As he and Breezepelt struggled into Kestrelflight’s den with Featherpaw, Crowfeather saw the young medicine cat’s eyes stretch wide with alarm. But a moment later he recovered his air of efficiency.
“Bring her over here,” he meowed, pointing with his tail to a nest of soft moss. “I’ve got all the herbs ready to treat injuries from the battle.”
But no cat expected the worst-injured cat to be one of the youngest, Crowfeather thought. He could read as much in Kestrelflight’s eyes. It doesn’t seem fair.
The young medicine cat was too kindhearted to scold Crowfeather for not taking better care of his apprentice. In any case, he couldn’t have blamed Crowfeather any more than Crowfeather was blaming himself.
Crowfeather and Breezepelt laid Featherpaw down, settling her comfortably in the nest, and Kestrelflight crouched over her, licking the blood from the wound on her back to clean it up.
“What happened out there?” he asked between licks.
“When we left, the stoats had been driven back into the tunnels,” Crowfeather replied, a worm of uneasiness stirring in his belly. “I just wonder why none of the other warriors have made it back.”
He found the answer to his question a few moments later, when Heathertail stuck her head into the entrance to Kestrelflight’s den.
“What’s wrong?” Breezepelt asked urgently. “Are you okay?”
“I’m fine,” Heathertail replied. To Kestrelflight she added, “We drove the stoats into the tunnels and thought it was all over. But then more of them came pouring out, and we had to retreat. We killed a few of them, but we’re still vastly outnumbered.”
So what do we do now? Crowfeather asked himself, a dark cloud of disappointment descending on him at the news that they hadn’t won even a minor victory. They had already assured ThunderClan that they had the stoat problem under control. But that wasn’t true. What’s going to happen if we can’t handle this ourselves?
Then he pushed the thought away. There were more important things to deal with.
“Heathertail, can you fetch Featherpaw’s parents?”
Heathertail gave a swift nod. “Emberfoot might not be back yet, but I saw Sedgewhisker just now. I’ll go get her.” She disappeared, and her hurrying paw steps faded away.
Kestrelflight was chewing up marigold leaves for a poultice when both Emberfoot and Sedgewhisker arrived, their eyes full of anxiety.
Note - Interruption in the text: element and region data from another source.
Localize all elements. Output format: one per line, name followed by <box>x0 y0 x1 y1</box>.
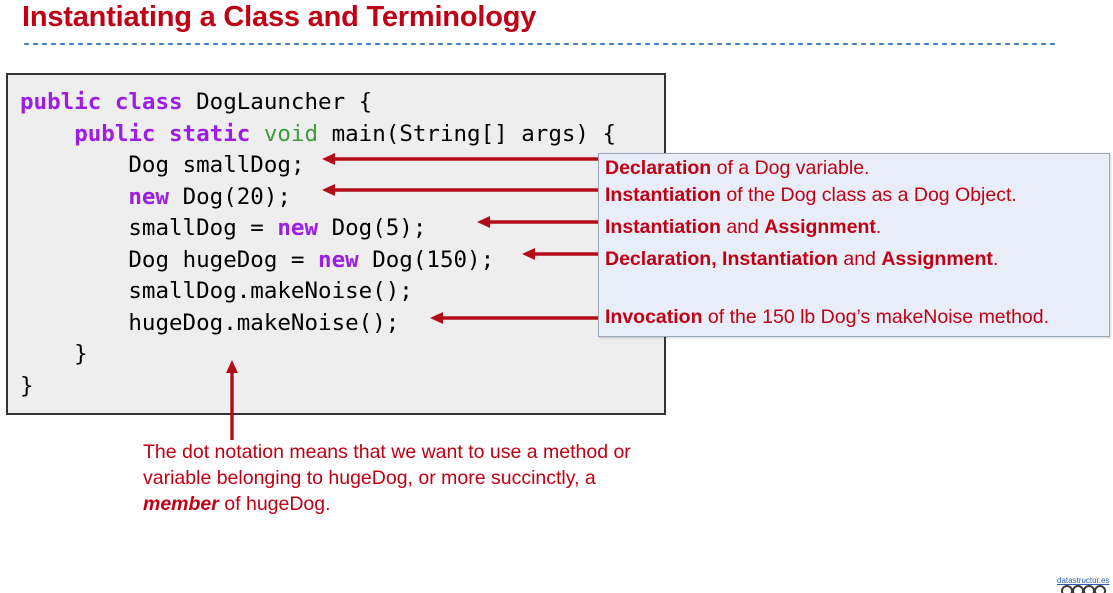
arrow-to-dot-notation <box>224 360 240 440</box>
arrow-to-decl-inst-assign <box>522 246 599 262</box>
arrow-to-declaration <box>322 151 599 167</box>
arrow-to-instantiation-assignment <box>477 214 599 230</box>
code-block: public class DogLauncher { public static… <box>6 73 666 415</box>
annotation-line-instantiation-assignment: Instantiation and Assignment. <box>605 216 881 239</box>
dot-notation-caption: The dot notation means that we want to u… <box>143 439 653 517</box>
annotation-line-invocation: Invocation of the 150 lb Dog’s makeNoise… <box>605 306 1049 329</box>
page-title: Instantiating a Class and Terminology <box>22 1 536 34</box>
annotation-line-declaration-instantiation-assignment: Declaration, Instantiation and Assignmen… <box>605 248 998 271</box>
footer-link[interactable]: datastructur.es <box>1057 576 1109 585</box>
annotation-callout: Declaration of a Dog variable. Instantia… <box>598 153 1110 337</box>
annotation-line-instantiation: Instantiation of the Dog class as a Dog … <box>605 184 1017 207</box>
title-divider <box>22 42 1058 46</box>
annotation-line-declaration: Declaration of a Dog variable. <box>605 157 869 180</box>
site-logo-icon <box>1061 585 1107 593</box>
arrow-to-invocation <box>430 310 599 326</box>
arrow-to-instantiation <box>322 182 599 198</box>
code-listing: public class DogLauncher { public static… <box>20 87 616 402</box>
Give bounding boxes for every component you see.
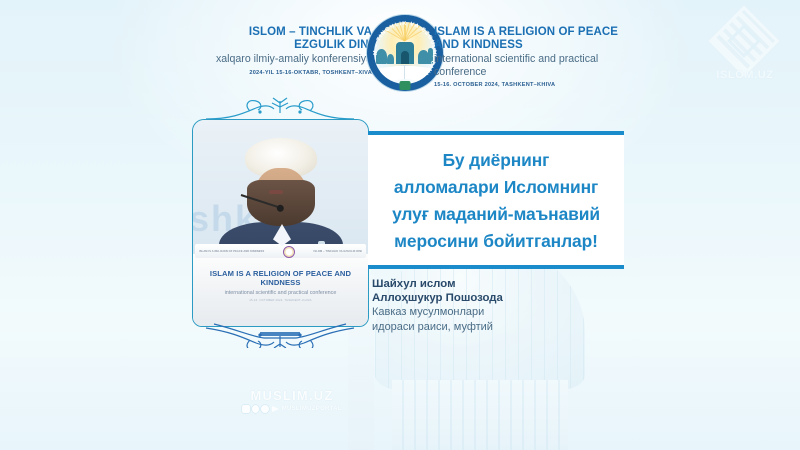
speaker-name-line2: Аллоҳшукур Пошозода (372, 292, 622, 306)
podium-date: 15-16. OCTOBER 2024, TASHKENT–KHIVA (193, 298, 368, 302)
ornament-bottom-icon (204, 322, 356, 348)
header-uzbek-block: ISLOM – TINCHLIK VA EZGULIK DINI xalqaro… (196, 26, 372, 76)
speaker-role-line2: идораси раиси, муфтий (372, 321, 622, 335)
speaker-mouth (269, 190, 283, 194)
speaker-name-line1: Шайхул ислом (372, 278, 622, 292)
header-uzbek-date: 2024-YIL 15-16-OKTABR, TOSHKENT–XIVA (196, 70, 372, 76)
podium-seal-icon (283, 246, 295, 258)
podium-banner: ISLAM IS A RELIGION OF PEACE AND KINDNES… (193, 270, 368, 302)
emblem-ring-text: ISLOM - TINCHLIK VA EZGULIK DINI (367, 15, 443, 91)
youtube-icon (252, 405, 260, 413)
muslim-uz-handle: MUSLIMUZPORTAL (282, 406, 342, 412)
podium-title: ISLAM IS A RELIGION OF PEACE AND KINDNES… (193, 270, 368, 288)
quote-text: Бу диёрнинг алломалари Исломнинг улуғ ма… (374, 147, 618, 255)
speaker-beard (247, 180, 315, 226)
telegram-icon (272, 406, 279, 412)
conference-emblem-icon: ISLOM - TINCHLIK VA EZGULIK DINI (367, 15, 443, 91)
quote-line: меросини бойитганлар! (374, 228, 618, 255)
quote-line: алломалари Исломнинг (374, 174, 618, 201)
svg-text:ISLOM - TINCHLIK VA EZGULIK DI: ISLOM - TINCHLIK VA EZGULIK DINI (367, 15, 437, 76)
quote-box: Бу диёрнинг алломалари Исломнинг улуғ ма… (368, 131, 624, 269)
podium-upper-strip: ISLAM IS A RELIGION OF PEACE AND KINDNES… (199, 246, 362, 257)
social-icons-row: MUSLIMUZPORTAL (236, 405, 348, 413)
header-uzbek-title: ISLOM – TINCHLIK VA EZGULIK DINI (196, 26, 372, 51)
podium-subtitle: international scientific and practical c… (193, 290, 368, 296)
conference-header: ISLOM – TINCHLIK VA EZGULIK DINI xalqaro… (0, 8, 800, 100)
islom-uz-watermark: ISLOM.UZ (708, 14, 782, 88)
poster-canvas: ISLOM – TINCHLIK VA EZGULIK DINI xalqaro… (0, 0, 800, 450)
quote-line: Бу диёрнинг (374, 147, 618, 174)
header-uzbek-subtitle: xalqaro ilmiy-amaliy konferensiya (196, 53, 372, 65)
muslim-uz-logo: MUSLIM.UZ MUSLIMUZPORTAL (236, 388, 348, 413)
islom-uz-brand-text: ISLOM.UZ (708, 69, 782, 81)
attribution-block: Шайхул ислом Аллоҳшукур Пошозода Кавказ … (372, 278, 622, 334)
header-english-block: ISLAM IS A RELIGION OF PEACE AND KINDNES… (434, 26, 624, 88)
instagram-icon (242, 405, 250, 413)
quote-line: улуғ маданий-маънавий (374, 201, 618, 228)
header-english-subtitle: international scientific and practical c… (434, 53, 624, 78)
speaker-role-line1: Кавказ мусулмонлари (372, 306, 622, 320)
header-english-date: 15-16. OCTOBER 2024, TASHKENT–KHIVA (434, 82, 624, 88)
muslim-uz-title: MUSLIM.UZ (236, 388, 348, 403)
podium: ISLAM IS A RELIGION OF PEACE AND KINDNES… (193, 253, 368, 326)
podium-left-label: ISLAM IS A RELIGION OF PEACE AND KINDNES… (199, 250, 264, 253)
podium-right-label: ISLOM – TINCHLIK VA EZGULIK DINI (314, 250, 362, 253)
emblem-badge-icon (400, 81, 411, 90)
speaker-photo: shk ISLAM IS A RELIGION OF PEACE AND KIN… (192, 119, 369, 327)
facebook-icon (261, 405, 269, 413)
islom-uz-diamond-logo-icon (709, 6, 780, 77)
header-english-title: ISLAM IS A RELIGION OF PEACE AND KINDNES… (434, 26, 624, 51)
dome-drum-arches (392, 380, 568, 450)
ornament-top-icon (204, 95, 356, 121)
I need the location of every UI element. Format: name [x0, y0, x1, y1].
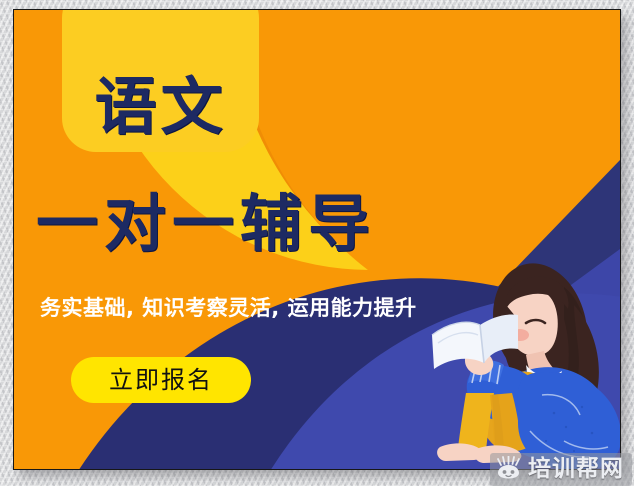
woman-reading-illustration [414, 235, 621, 470]
watermark: 培训帮网 [490, 453, 632, 486]
sun-face-icon [496, 456, 521, 483]
watermark-text: 培训帮网 [528, 458, 624, 481]
enroll-now-label: 立即报名 [109, 368, 213, 392]
page-title: 一对一辅导 [36, 193, 376, 255]
promo-banner-card: 语文 一对一辅导 务实基础, 知识考察灵活, 运用能力提升 立即报名 [13, 9, 621, 470]
subject-badge-label: 语文 [94, 76, 226, 138]
enroll-now-button[interactable]: 立即报名 [71, 357, 251, 403]
subject-badge: 语文 [62, 9, 259, 152]
banner-subtitle: 务实基础, 知识考察灵活, 运用能力提升 [40, 298, 417, 319]
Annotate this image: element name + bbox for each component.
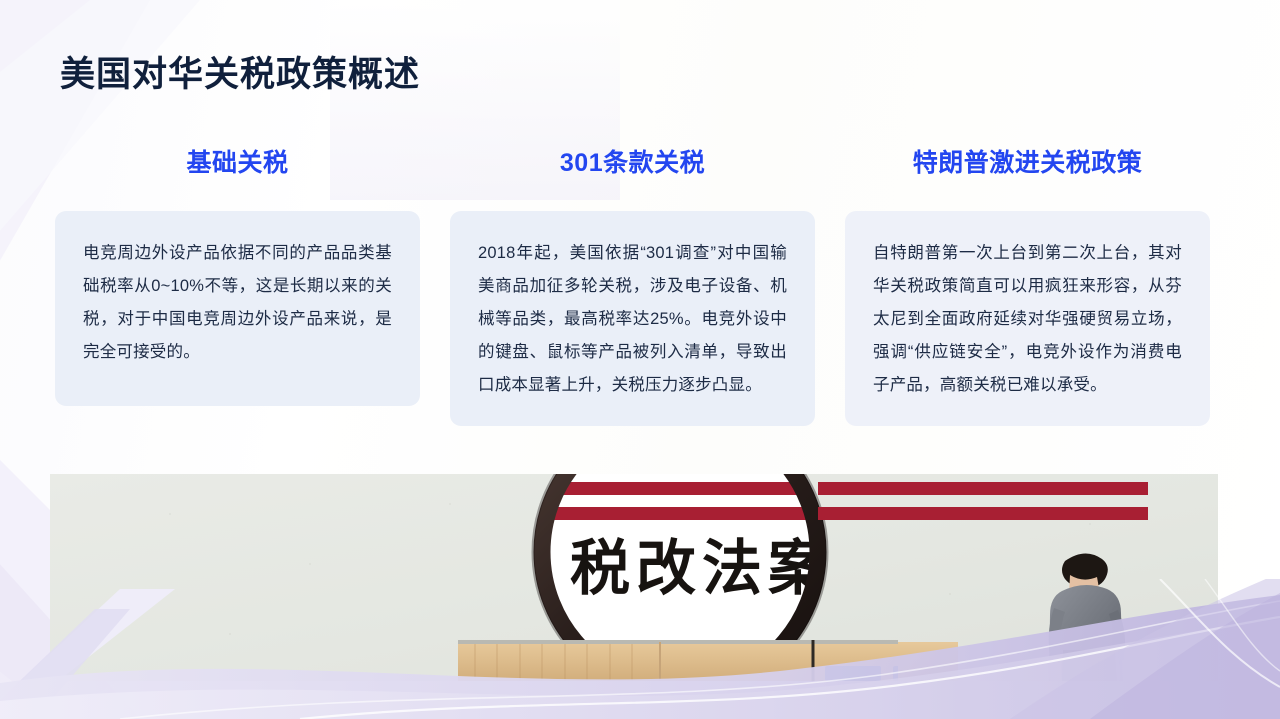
- blue-tile-1: [825, 666, 881, 681]
- column-heading-3: 特朗普激进关税政策: [913, 148, 1143, 178]
- card-body-2: 2018年起，美国依据“301调查”对中国输美商品加征多轮关税，涉及电子设备、机…: [478, 237, 787, 402]
- card-body-3: 自特朗普第一次上台到第二次上台，其对华关税政策简直可以用疯狂来形容，从芬太尼到全…: [873, 237, 1182, 402]
- info-card-3: 自特朗普第一次上台到第二次上台，其对华关税政策简直可以用疯狂来形容，从芬太尼到全…: [845, 211, 1210, 426]
- column-basic-tariff: 基础关税 电竞周边外设产品依据不同的产品品类基础税率从0~10%不等，这是长期以…: [55, 148, 420, 426]
- info-card-2: 2018年起，美国依据“301调查”对中国输美商品加征多轮关税，涉及电子设备、机…: [450, 211, 815, 426]
- info-card-1: 电竞周边外设产品依据不同的产品品类基础税率从0~10%不等，这是长期以来的关税，…: [55, 211, 420, 406]
- card-body-1: 电竞周边外设产品依据不同的产品品类基础税率从0~10%不等，这是长期以来的关税，…: [83, 237, 392, 369]
- column-trump-tariff: 特朗普激进关税政策 自特朗普第一次上台到第二次上台，其对华关税政策简直可以用疯狂…: [845, 148, 1210, 426]
- column-heading-2: 301条款关税: [560, 148, 705, 178]
- column-301-tariff: 301条款关税 2018年起，美国依据“301调查”对中国输美商品加征多轮关税，…: [450, 148, 815, 426]
- wooden-blocks-icon: [458, 640, 958, 681]
- column-heading-1: 基础关税: [186, 148, 288, 178]
- document-text: 税改法案: [570, 534, 834, 604]
- columns-container: 基础关税 电竞周边外设产品依据不同的产品品类基础税率从0~10%不等，这是长期以…: [55, 148, 1225, 426]
- photo-banner: 税改法案: [50, 474, 1218, 681]
- title-block: 美国对华关税政策概述: [60, 52, 420, 98]
- slide-root: 美国对华关税政策概述 基础关税 电竞周边外设产品依据不同的产品品类基础税率从0~…: [0, 0, 1280, 719]
- page-title: 美国对华关税政策概述: [60, 52, 420, 98]
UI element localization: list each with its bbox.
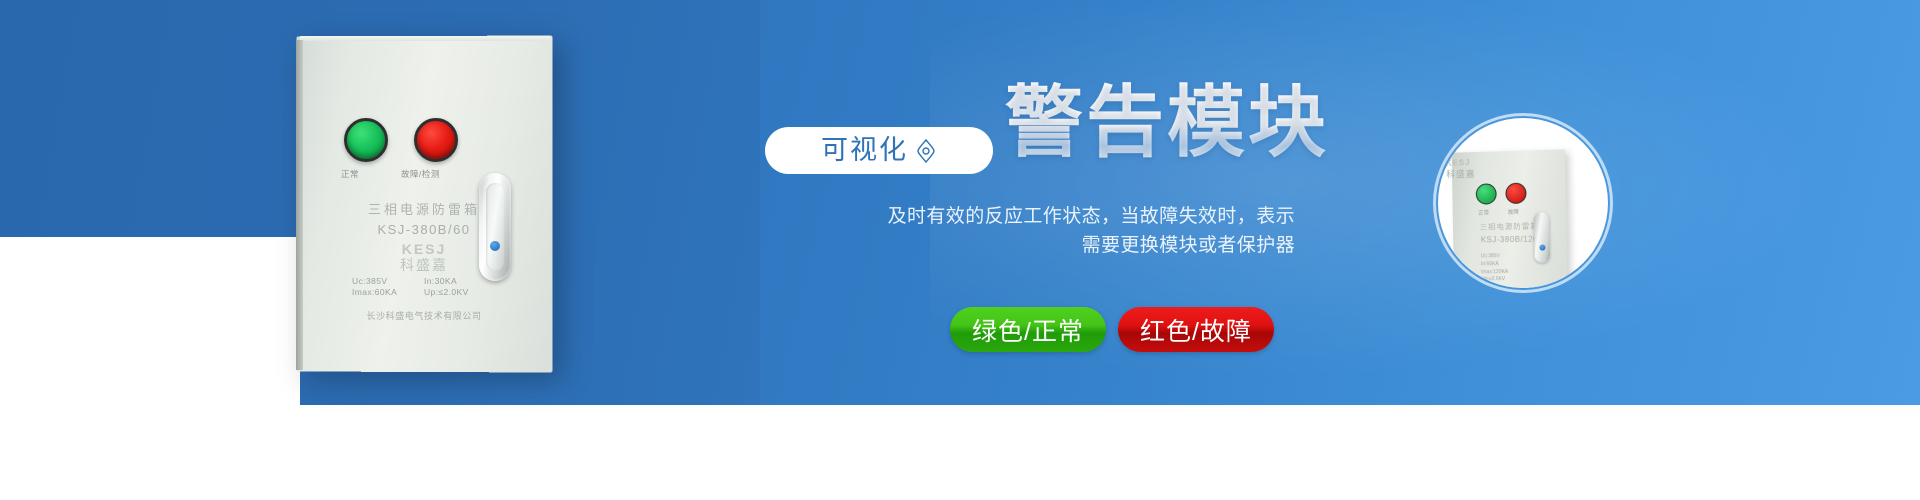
product-model-number: KSJ-380B/60	[296, 222, 552, 237]
spec-imax: Imax:60KA	[352, 287, 424, 297]
inset-lamp-label-normal: 正常	[1478, 208, 1489, 216]
enclosure-latch-handle	[479, 173, 511, 281]
inset-latch-handle	[1534, 212, 1550, 263]
product-photo-main: 正常 故障/检测 三相电源防雷箱 KSJ-380B/60 KESJ 科盛嘉 Uc…	[296, 36, 552, 372]
inset-model-number: KSJ-380B/120	[1453, 234, 1567, 245]
promo-banner: 正常 故障/检测 三相电源防雷箱 KSJ-380B/60 KESJ 科盛嘉 Uc…	[0, 0, 1920, 500]
lamp-label-fault: 故障/检测	[401, 168, 440, 180]
inset-indicator-lamp-green	[1476, 183, 1497, 204]
pill-label: 可视化	[821, 137, 908, 164]
inset-latch-lock-dot	[1539, 245, 1545, 251]
product-brand-chinese: 科盛嘉	[296, 255, 552, 275]
visualization-pill-badge: 可视化	[765, 127, 993, 174]
banner-title: 警告模块	[1005, 82, 1329, 164]
indicator-lamp-red	[414, 118, 458, 162]
product-panel-title: 三相电源防雷箱	[296, 199, 552, 218]
indicator-lamp-green	[344, 118, 388, 162]
inset-lamp-label-fault: 故障	[1508, 208, 1519, 216]
status-badge-group: 绿色/正常 红色/故障	[950, 307, 1274, 352]
product-company-name: 长沙科盛电气技术有限公司	[296, 309, 552, 322]
inset-brand-chinese: 科盛嘉	[1446, 167, 1476, 181]
inset-spec-up: Up:≤2.5KV	[1481, 276, 1508, 284]
banner-subtitle: 及时有效的反应工作状态，当故障失效时，表示 需要更换模块或者保护器	[760, 202, 1295, 261]
banner-white-strip-bottom	[0, 405, 1920, 500]
latch-lock-dot	[490, 241, 500, 251]
inset-spec-imax: Imax:120KA	[1481, 269, 1508, 277]
inset-circle-mask: KESJ 科盛嘉 正常 故障 三相电源防雷箱 KSJ-380B/120 Uc:3…	[1438, 118, 1608, 288]
spec-up: Up:≤2.0KV	[424, 287, 496, 297]
product-enclosure-top-edge	[300, 36, 550, 41]
product-spec-row-1: Uc:385VIn:30KA	[296, 276, 552, 286]
eye-diamond-icon	[915, 138, 937, 164]
banner-subtitle-line-1: 及时有效的反应工作状态，当故障失效时，表示	[760, 202, 1295, 231]
spec-uc: Uc:385V	[352, 276, 424, 286]
status-badge-fault[interactable]: 红色/故障	[1118, 307, 1274, 352]
product-spec-row-2: Imax:60KAUp:≤2.0KV	[296, 287, 552, 297]
product-photo-inset: KESJ 科盛嘉 正常 故障 三相电源防雷箱 KSJ-380B/120 Uc:3…	[1438, 118, 1608, 288]
inset-indicator-lamp-red	[1505, 183, 1526, 204]
inset-panel-title: 三相电源防雷箱	[1453, 220, 1567, 233]
banner-subtitle-line-2: 需要更换模块或者保护器	[760, 231, 1295, 260]
inset-enclosure: KESJ 科盛嘉 正常 故障 三相电源防雷箱 KSJ-380B/120 Uc:3…	[1452, 149, 1568, 288]
latch-inner-plate	[486, 183, 504, 271]
lamp-label-normal: 正常	[341, 168, 359, 180]
inset-spec-block: Uc:385V In:60KA Imax:120KA Up:≤2.5KV	[1481, 253, 1508, 284]
status-badge-normal[interactable]: 绿色/正常	[950, 307, 1106, 352]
Crowfeather could taste their fear-scent.
“How did Featherpaw get hurt?” Emberfoot demanded, while Sedgewhisker crouched down beside her unconscious kit and began to lick her ears. “She wasn’t supposed to be in the battle!”
“She and the other apprentices followed us and joined in without permission,” Crowfeather explained.
Emberfoot and Sedgewhisker exchanged a shocked glance. “It must have been those others, encouraging her!” Sedgewhisker meowed. “Featherpaw would never have done such a thing by herself.”
“So what happened?” Emberfoot demanded.
“Featherpaw was ambushed by a group of stoats,” Crowfeather replied, “and that’s how she was injured.”
“She’s lost a lot of blood, and her paw is broken,” Kestrelflight added.
“But she will be all right?” Sedgewhisker asked, looking up at him with pleading eyes.
Kestrelflight hesitated. “I can’t be certain,” he admitted at last. “I’ll set her paw and treat the wound on her back, but we’ll have to wait until she wakes up to know for sure if she’ll recover.”
Emberfoot and Sedgewhisker exchanged a glance of mingled grief and fury. Crouching down beside her kit, Sedgewhisker began to lick the clotted blood from Featherpaw’s fur, while Emberfoot stroked her shoulder with the tip of his tail.